危険なおふだ!
――GUBAVOGADORYURURU――
「こいつ、何処からこんな大量の妖液を・・・クソっ! 住宅街でコンポストなんか使うなってんだよ!!」
都市近郊の住宅街で妙な噂を聞きつけ、深夜とある住宅の前を張っていたら案の定、厄怪が現れ……
噂の火種は、Gの群れが人を襲って連れ去るのを見たと言う子供達を、馬鹿にし追い払った警察の対応。
しかし同日、隣町で行方不明になった男の子が居た事を知ったのは、営業に訪問した折。
他人の子供の悪口をばら撒くPTA役員の話では、友達も少ない登校拒否児と言う。
だが、公園に居た子供達の会話からは、まるで違う話が見えて来た。
要約すれば、小3の崇君は屋根裏に貼られていた御札を見付け、話のネタにそれを剥がして学校に持って来ていたらしい。

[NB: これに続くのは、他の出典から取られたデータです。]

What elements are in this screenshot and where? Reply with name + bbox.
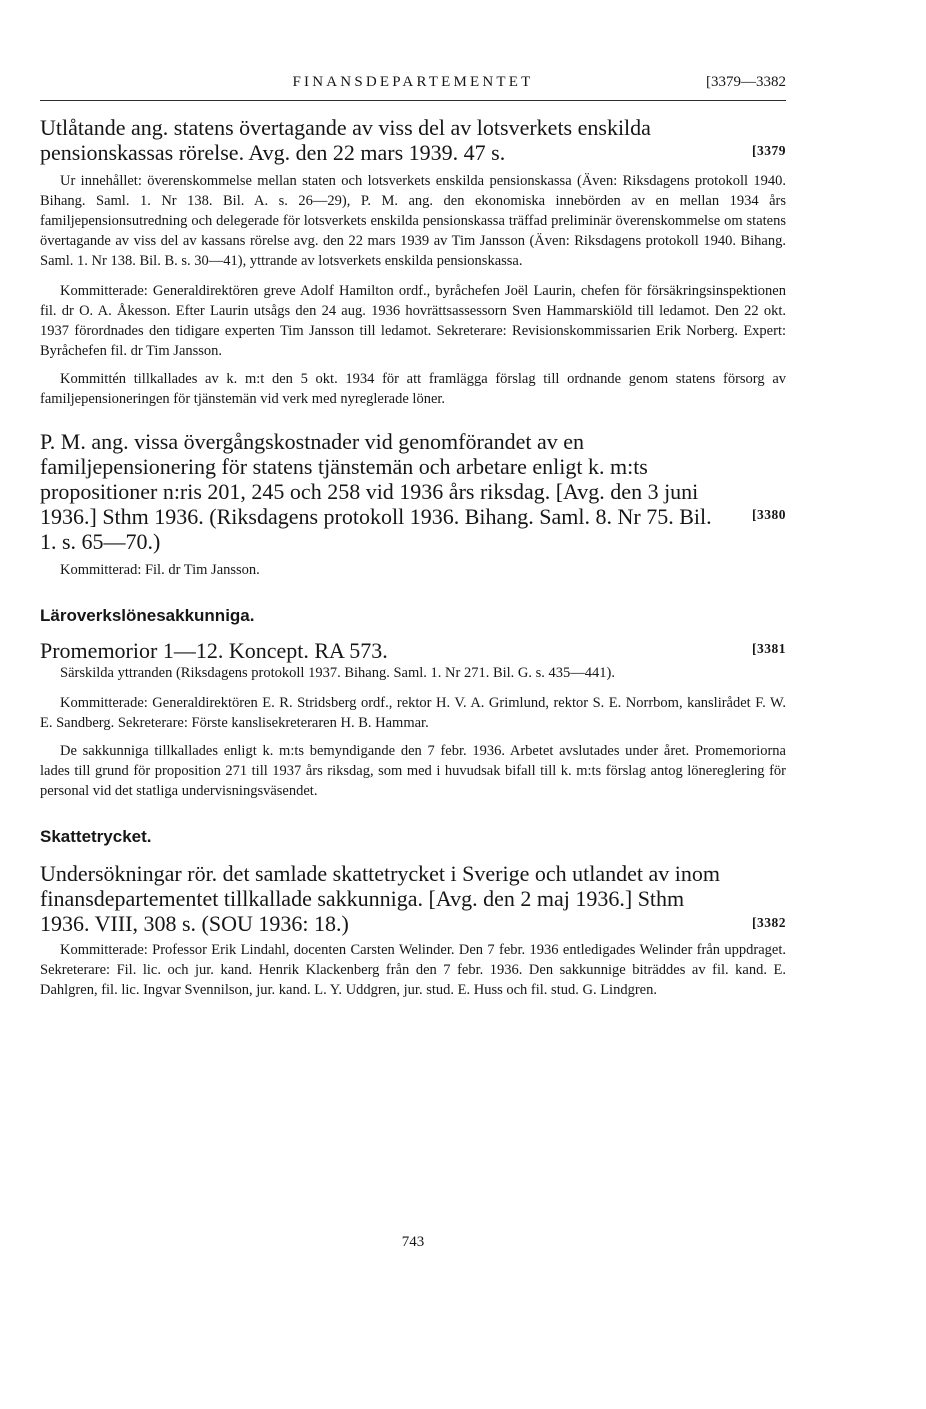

その翌日から来なくなった崇君に皆、呪いや祟を疑っていた。
崇君の家の屋根裏部屋に興味が湧いて、敢えて訪問してみた処……
当たった。
こんなにもあっさり当たりを引くと、自身の損な役回りに恨めしくもなる。
見知った顔の刑事、伊能が居た。
拉致誘拐か迷子か、未だ判らぬ失踪事に、慎重に捜査を始めるか否かの判断に、中に刑事が数人居たが……
「早いな」
伊能の台詞が全てを物語る。
「じゃあ……」
「多分な、隣町で変なモンが蠢いてるって噂だ。頼むわ!」
「いや、今週末は休めるって言ってたろ!」
「頼むよ、バスター」
「ったく! ろくでもねえ宗教団体のせいで……」
仕事の休みに善意で化け物退治をしていたが、都度に化物を生み出しているのがとある新興宗教団体と判り、同じく私的に捜査をしていた伊能と出遭って以来、休日を失い二年半。
――GUHYAAAAAA――
日曜の朝陽を浴びて心身共に疲れたオレは、苦虫を噛み潰した顔で大量の死骸Gの山に手を伸ばす。
埋もれる子供を掬い出し、伊能の元へと連絡を入れる。
汚れを落とし銭湯から出ると、伊能が待っていた。
「折角のオフだったのに悪いな!」
「なら、飯くらい驕れ」
オレは興味も無いのに伊能は崇君のその後を話す。
「G思い出すからやめろ!」
「お、悪い! 冷めない内に食ってくれ!」
鶏唐定食を頬張る朝の夕飯。
折角の休みを今から眠りに使う虚しさに、厄怪と闘った体が眠りを誘う。
眠気を覚まそうとお吸い物を啜った。
「熱っ!!」
伊能が馬鹿にした目で嘲笑っている。
「お吸い物ぐらいで大袈裟な、猫舌かよ」
こいつの危険な熱さを伊能は解っていない。